Patrick easily won the GOP nomination for another term as lieutenant governor, but he was held to 76 percent of the vote, even though he spent more on re-election advertising than any of his fellow incumbents. In fact, he spent more than all of them put together.
The U.S. Senate race is certainly worth your attention, and Republicans have been quick to highlight the failure of Robert “Beto” O'Rourke to draw the support of even two-thirds of Democratic primary voters. His November target, U.S. Sen. Rafael “Ted” Cruz, was already poking fun at him before primary night was even over — for having the audacity to go by a nickname. Cruz also started to lay the rhetorical groundwork for the eight months of general election campaigning ahead.
O’Rourke’s 61.8 percent winning percentage was underwhelming, particularly given the hype that preceded the election. And there’s a point to it, given the relative anonymity of Sema Hernandez and Edward Kimbrough, the other two Democrats on the ballot. O'Rourke’s got a couple of decent defensive arguments: He’s never been on a statewide ballot before and Cruz’s political positions are unlikely to attract Democratic voters. The Hernandez and Kimbrough votes will go to the Democratic nominee, by that logic.
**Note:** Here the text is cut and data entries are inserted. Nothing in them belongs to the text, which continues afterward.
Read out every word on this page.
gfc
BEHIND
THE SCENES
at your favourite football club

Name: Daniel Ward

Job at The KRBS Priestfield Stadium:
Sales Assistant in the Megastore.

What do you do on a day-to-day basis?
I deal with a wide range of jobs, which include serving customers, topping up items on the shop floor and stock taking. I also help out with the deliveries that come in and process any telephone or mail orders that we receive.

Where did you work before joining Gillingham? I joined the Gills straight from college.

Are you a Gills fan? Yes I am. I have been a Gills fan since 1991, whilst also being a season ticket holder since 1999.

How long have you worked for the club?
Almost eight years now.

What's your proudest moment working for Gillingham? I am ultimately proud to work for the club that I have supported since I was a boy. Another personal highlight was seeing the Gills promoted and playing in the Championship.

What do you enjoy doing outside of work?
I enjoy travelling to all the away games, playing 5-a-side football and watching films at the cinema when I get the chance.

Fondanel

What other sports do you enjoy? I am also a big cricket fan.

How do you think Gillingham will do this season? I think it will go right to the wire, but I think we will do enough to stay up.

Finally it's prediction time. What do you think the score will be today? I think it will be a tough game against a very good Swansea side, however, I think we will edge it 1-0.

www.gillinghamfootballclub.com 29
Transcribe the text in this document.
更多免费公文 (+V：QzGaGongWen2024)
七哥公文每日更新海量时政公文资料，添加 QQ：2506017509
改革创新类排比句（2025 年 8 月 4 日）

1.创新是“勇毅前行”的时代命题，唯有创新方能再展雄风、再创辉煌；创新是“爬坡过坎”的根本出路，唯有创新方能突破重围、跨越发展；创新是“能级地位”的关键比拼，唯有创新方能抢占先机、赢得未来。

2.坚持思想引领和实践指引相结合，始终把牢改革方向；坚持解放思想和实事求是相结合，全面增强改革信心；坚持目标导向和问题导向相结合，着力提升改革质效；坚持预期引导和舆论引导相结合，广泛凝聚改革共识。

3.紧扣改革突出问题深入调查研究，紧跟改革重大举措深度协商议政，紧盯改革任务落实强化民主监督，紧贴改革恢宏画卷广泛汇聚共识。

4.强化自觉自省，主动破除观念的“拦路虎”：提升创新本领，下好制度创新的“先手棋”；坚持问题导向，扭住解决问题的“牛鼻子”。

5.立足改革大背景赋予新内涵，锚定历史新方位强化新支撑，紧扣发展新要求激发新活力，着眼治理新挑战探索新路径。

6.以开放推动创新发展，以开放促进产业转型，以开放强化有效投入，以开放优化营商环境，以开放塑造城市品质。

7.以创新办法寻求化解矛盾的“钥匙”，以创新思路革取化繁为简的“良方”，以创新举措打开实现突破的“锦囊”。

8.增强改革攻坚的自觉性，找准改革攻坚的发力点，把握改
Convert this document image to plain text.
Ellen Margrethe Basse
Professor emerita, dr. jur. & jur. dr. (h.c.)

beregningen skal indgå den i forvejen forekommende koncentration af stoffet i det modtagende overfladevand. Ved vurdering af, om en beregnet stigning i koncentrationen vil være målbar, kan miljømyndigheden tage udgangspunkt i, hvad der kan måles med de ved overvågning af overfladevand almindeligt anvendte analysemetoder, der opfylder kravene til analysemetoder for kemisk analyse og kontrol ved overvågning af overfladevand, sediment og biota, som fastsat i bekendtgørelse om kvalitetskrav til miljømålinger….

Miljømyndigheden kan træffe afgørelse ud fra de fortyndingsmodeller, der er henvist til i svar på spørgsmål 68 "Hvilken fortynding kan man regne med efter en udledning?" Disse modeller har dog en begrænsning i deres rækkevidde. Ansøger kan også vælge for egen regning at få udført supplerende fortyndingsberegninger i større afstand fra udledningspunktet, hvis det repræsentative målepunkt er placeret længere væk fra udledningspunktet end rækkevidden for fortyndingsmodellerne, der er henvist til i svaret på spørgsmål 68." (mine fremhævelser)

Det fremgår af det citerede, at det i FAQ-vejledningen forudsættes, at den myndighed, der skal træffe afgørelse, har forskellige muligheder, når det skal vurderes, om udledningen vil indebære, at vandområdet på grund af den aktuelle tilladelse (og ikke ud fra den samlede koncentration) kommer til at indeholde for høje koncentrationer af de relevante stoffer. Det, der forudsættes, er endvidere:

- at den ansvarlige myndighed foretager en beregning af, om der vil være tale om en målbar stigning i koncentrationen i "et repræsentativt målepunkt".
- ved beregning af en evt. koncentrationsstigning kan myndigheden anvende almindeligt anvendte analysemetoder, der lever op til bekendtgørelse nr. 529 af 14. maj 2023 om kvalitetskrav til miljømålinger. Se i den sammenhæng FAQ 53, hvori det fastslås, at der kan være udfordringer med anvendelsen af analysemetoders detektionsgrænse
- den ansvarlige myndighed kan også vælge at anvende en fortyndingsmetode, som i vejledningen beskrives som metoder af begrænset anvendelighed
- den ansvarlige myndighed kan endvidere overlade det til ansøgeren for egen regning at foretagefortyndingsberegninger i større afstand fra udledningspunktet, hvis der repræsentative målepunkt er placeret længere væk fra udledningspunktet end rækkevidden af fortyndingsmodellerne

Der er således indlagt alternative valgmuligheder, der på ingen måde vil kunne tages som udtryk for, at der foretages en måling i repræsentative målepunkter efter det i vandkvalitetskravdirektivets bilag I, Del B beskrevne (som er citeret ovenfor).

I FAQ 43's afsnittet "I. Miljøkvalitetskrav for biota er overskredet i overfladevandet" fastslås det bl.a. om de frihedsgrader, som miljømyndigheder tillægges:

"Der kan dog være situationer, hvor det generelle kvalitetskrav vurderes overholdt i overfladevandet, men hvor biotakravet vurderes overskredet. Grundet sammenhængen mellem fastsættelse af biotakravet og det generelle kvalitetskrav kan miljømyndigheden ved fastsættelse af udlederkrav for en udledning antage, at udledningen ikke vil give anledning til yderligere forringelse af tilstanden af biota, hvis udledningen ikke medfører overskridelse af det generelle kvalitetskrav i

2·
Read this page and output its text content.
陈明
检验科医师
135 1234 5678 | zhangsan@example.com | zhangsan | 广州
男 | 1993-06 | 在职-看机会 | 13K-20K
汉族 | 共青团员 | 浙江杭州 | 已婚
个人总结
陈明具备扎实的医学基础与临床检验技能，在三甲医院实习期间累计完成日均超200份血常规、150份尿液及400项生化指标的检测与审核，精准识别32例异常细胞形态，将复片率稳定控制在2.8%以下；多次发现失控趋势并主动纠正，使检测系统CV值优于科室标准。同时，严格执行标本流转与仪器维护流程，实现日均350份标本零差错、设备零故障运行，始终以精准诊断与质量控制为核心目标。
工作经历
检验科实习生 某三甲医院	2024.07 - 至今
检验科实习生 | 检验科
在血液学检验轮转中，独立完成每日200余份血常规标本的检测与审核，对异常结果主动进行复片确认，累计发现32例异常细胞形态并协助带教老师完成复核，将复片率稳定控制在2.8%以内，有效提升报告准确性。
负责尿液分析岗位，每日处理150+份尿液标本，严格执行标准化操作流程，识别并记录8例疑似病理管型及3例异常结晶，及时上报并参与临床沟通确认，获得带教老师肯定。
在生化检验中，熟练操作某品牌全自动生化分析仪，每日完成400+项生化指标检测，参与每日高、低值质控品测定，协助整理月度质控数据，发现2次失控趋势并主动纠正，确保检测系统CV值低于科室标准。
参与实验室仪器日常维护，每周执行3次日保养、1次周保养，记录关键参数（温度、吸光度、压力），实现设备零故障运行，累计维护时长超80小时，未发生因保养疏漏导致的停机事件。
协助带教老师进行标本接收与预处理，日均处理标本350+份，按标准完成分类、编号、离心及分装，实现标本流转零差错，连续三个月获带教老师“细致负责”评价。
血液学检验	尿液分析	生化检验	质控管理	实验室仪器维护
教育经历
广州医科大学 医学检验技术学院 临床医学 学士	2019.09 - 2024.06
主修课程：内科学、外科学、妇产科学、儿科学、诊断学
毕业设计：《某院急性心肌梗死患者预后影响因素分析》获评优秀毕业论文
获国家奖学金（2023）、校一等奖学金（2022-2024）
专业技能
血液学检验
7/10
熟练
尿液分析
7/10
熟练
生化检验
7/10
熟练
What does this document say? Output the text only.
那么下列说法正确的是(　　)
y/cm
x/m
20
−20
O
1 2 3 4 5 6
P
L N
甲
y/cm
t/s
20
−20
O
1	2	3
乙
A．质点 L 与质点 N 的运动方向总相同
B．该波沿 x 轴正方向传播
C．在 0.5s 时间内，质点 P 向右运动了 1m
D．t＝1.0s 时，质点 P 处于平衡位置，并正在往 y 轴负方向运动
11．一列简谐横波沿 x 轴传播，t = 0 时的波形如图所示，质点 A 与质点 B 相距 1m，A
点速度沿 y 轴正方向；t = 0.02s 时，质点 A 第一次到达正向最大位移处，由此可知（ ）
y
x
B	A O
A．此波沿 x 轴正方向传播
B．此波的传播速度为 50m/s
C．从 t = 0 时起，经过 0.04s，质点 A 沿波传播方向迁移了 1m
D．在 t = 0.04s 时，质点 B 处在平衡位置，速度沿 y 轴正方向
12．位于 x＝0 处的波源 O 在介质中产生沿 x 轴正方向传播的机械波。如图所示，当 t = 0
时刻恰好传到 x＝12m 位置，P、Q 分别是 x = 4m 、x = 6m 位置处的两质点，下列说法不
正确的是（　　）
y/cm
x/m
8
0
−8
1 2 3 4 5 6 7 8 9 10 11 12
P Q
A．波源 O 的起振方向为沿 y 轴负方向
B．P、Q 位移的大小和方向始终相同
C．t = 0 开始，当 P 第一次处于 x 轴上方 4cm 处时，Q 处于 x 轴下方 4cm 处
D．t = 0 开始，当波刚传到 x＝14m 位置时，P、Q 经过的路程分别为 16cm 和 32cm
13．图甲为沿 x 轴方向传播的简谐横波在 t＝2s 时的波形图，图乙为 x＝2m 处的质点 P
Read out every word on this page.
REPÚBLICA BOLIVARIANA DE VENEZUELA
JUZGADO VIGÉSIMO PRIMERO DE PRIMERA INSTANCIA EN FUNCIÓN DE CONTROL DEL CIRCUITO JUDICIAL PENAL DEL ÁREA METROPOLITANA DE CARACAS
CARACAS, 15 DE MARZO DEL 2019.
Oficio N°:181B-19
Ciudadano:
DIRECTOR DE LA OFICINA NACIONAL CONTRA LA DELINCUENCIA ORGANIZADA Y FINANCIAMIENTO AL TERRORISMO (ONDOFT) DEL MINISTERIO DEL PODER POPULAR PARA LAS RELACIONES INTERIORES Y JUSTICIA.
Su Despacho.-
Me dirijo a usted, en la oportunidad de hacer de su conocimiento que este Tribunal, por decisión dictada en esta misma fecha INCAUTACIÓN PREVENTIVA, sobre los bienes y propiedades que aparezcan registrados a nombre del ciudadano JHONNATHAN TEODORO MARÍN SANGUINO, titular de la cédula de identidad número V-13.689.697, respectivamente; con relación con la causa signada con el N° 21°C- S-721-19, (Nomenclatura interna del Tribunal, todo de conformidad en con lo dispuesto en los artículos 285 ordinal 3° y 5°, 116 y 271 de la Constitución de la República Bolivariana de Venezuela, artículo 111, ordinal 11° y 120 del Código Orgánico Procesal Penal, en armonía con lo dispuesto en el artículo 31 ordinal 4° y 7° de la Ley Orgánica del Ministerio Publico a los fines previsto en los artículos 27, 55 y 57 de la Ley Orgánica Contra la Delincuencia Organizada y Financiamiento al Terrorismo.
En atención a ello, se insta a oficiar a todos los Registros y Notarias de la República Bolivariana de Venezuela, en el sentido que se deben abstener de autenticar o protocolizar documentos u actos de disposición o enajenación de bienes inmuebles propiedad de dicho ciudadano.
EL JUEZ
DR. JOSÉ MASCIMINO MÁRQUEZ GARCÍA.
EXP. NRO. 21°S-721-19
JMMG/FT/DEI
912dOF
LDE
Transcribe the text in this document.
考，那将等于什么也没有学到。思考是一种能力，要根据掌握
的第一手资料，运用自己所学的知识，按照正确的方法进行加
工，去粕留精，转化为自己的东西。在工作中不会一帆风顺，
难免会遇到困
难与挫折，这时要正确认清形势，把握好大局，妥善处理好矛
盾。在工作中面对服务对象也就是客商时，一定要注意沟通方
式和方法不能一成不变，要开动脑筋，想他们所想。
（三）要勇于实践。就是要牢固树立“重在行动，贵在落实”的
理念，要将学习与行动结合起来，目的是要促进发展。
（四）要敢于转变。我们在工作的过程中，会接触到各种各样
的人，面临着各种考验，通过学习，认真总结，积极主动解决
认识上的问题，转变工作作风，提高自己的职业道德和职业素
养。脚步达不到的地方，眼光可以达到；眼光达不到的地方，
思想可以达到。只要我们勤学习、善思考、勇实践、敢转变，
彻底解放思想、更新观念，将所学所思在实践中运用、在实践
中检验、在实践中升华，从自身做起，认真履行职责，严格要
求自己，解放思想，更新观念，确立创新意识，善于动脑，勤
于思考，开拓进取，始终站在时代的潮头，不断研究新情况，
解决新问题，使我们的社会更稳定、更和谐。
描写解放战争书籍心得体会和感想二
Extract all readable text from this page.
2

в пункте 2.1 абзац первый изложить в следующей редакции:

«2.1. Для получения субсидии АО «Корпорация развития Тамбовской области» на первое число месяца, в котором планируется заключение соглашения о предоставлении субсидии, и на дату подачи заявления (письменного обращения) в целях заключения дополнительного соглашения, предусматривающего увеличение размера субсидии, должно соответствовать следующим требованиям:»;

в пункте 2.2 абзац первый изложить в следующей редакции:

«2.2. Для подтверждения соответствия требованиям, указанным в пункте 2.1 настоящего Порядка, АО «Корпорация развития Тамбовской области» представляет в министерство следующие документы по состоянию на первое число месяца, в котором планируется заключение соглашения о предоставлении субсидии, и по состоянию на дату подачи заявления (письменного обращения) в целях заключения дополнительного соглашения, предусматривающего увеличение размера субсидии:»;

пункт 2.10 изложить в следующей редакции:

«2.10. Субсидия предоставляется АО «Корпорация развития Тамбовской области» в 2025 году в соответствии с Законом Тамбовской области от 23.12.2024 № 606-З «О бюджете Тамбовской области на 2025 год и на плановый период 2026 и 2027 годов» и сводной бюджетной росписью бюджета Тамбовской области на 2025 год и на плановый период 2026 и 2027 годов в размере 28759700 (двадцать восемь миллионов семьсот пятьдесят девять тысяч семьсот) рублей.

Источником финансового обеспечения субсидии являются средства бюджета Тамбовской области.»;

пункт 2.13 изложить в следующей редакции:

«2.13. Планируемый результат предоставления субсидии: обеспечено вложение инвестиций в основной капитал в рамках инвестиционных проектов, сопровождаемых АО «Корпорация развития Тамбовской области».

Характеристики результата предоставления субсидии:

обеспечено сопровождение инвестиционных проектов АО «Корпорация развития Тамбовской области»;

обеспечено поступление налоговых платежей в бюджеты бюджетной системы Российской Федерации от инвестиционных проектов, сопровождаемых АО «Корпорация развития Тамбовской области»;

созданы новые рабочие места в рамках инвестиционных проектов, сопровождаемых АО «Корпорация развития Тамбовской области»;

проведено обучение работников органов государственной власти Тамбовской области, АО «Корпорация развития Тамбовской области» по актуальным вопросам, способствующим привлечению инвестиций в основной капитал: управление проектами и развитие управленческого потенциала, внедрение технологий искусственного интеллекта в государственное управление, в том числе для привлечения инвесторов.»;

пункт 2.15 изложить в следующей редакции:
Patrick’s problem is similar, at least on its face. About one in four Republican primary voters chose his relatively anonymous opponent, Scott Milder. The big difference is that O’Rourke is still trying to convince voters to side with him; Patrick is trying to keep his voters at his side.
Maybe it won’t amount to anything. Patrick won, after all. It’s been a Republican state for decades. It would take something serious to move Republican voters to a Democratic candidate in November (and the Democratic nominee for lieutenant governor, Mike Collier, managed only 52.4 percent in his primary win on Tuesday).
Other Republicans didn’t show the same weakness revealed in Patrick’s numbers, however. Cruz won 85.3 percent in his top-of-the-ballot race. Gov. Greg Abbott got 90.4 percent of the vote against two no-name opponents. About 4,000 more people voted in the governor’s race than in the lieutenant governor’s race, but that kind of drop-off is common: 3,362 Republicans who voted in the U.S. Senate race didn’t vote in the governor’s race.
More to the point: 14.7 percent of Republican primary voters chose someone other than their incumbent U.S. Senator, only 9.6 percent wanted a different governor, and 24 percent voted for Milder instead of Patrick. Abbott collected 224,001 more Republican primary votes than Patrick did.
Was it a ghost of Gary Espinosa? He was an unknown and unheralded Democrat who filed for governor in 1994 against Gov. Ann Richards. He never campaigned or did much more than pay his filing fee and wait for the results. And he got 22.2 percent of the vote, an early sign of the electoral dangers that ruined Richards’ re-election run.
Maybe Patrick saw something coming. He spent more than the other statewide officeholders, even though a couple of them — Land Commissioner George P. Bush and Agriculture Commissioner Sid Miller — were clearly in greater electoral danger. All three won their races.
When it was all over, Patrick declared the election a death knell for the “liberal Republican era” in the Texas House and a victory for his side. He swung to the failure of Democratic hopes to overtake Republicans in primary election turnout, noting “that so-called ‘blue wave’ never made landfall.”
But his problem on Tuesday wasn’t with the Democrats. It was with the heart of the Republican base in Texas: primary voters.
And while Patrick was touting the strength of the GOP’s red seawall against the Democrat’s blue wave, Milder was ringing another bell. He wrote on Facebook that he’ll be voting straight-ticket Republican in November, with one exception: Milder endorsed Collier, the Democrat, for the position he himself was seeking and urged his voters to follow his lead. “What we achieved is quite extraordinary, and this is just the beginning of our rational rebellion against the irrational, out-of-touch politics of our Lieutenant Governor and his posse,” he wrote.
That’s a lot to ask. And Milder, who spent less than $100,000 on his race, is unknown to most voters. Were they voting for him, or were they voting against the incumbent?
That’s the stuff of politicians’ nightmares.